Although the state does not collect data on such cases, Fine says he collected five years’ worth of information from 11 large hospitals in Texas and two years’ worth of data from five other large hospitals in the state. According to Fine’s data, the hospitals surveyed held 2,922 ethics committee consultations, 974 of which concerned medical futility cases. From those 974 consultations, the hospitals issued 65 letters stating agreement with the attending physicians that treatment should be withdrawn, Fine says. But he says the hospitals actually withdrew treatment in only 27 of the cases, while 22 patients died receiving treatment as they awaited transfers.

In 2006, the family of 63-year-old Yen Lang Vo disagreed with North Austin Medical Center, which had decided to withdraw treatment from Vo, whom a neurologist had diagnosed as being in a persistent vegetative state. [See "Persistence Is Futile," Texas Lawyer, May 29, 2006, page 1.]

Jerri Ward, attorney for Vo’s family, says the hospital agreed to continue treatment past the 10-day deadline. But Ward, owner of Garlo Ward in Austin, says Vo died of an infection last year before her daughter, LoAnn Trinh, could be trained to provide Vo the dialysis treatments she needed.

Ward says she supports changing the Texas law to require hospitals to provide treatment until a patient is transferred.

“I don’t think people should die because of a hospital’s view on ethics,” she says. “I don’t think the doctor’s ethics should trump the family’s wishes.”

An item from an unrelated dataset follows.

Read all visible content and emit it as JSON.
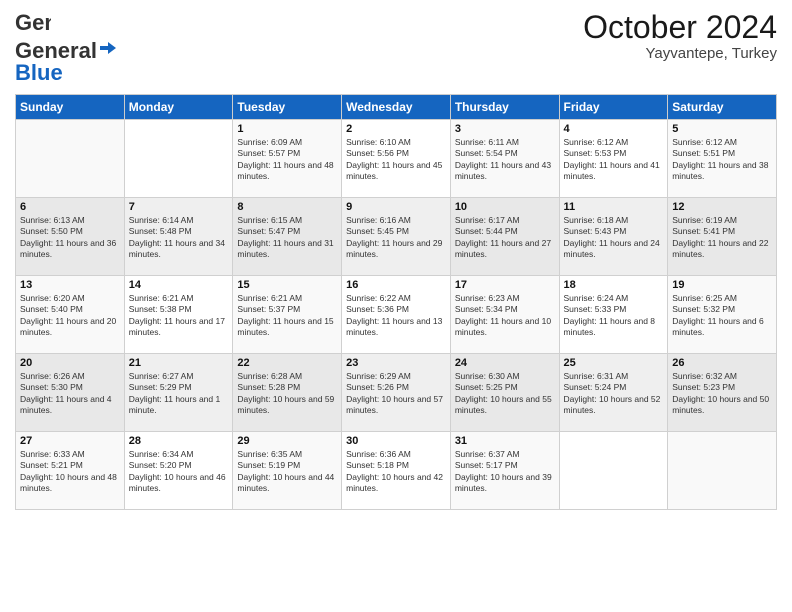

Some treatments can cause patients to suffer, Fine says, recalling the case of a young woman who developed metastatic cancer that had filled her lungs. Because the woman’s family insisted that treatment continue, the hospital placed the woman on a high-pressure ventilator that forced air into her lungs, causing so much pain that she had to be sedated with morphine and other drugs, he says.

“If you’re a doctor or a nurse and you’re watching your patient suffer horribly, it’s tough,” Fine says.

Elizabeth Sjoberg, associate general counsel of the Texas Hospital Association, calls treat-to-transfer bills unacceptable. She says that when patients reach the point at which their treating physicians determine that continuing life-sustaining treatment is inappropriate, the patients have suffered multiple organ failures.

“Usually, that is what brings a physician to the point where he requests an ethics committee review,” Sjoberg says.

Sjoberg says hospitals recognize that the Legislature may need to expand the 10-day time period that begins after a hospital notifies a patient’s family of its decision to withdraw treatment. But the hospitals have not decided how long that period should be, she says.

How much to expand that period has been the sticking point for the entire coalition, Hooser says. But Hooser says he is drafting a “place holder bill” for which the coalition will seek a sponsor prior to the March 9 bill-filing deadline. He is hopeful that a compromise can be reached with the right-to-life advocates before the session ends.

Notes Hooser, “The key to the whole package is how much longer than 10 days the parties can agree to.”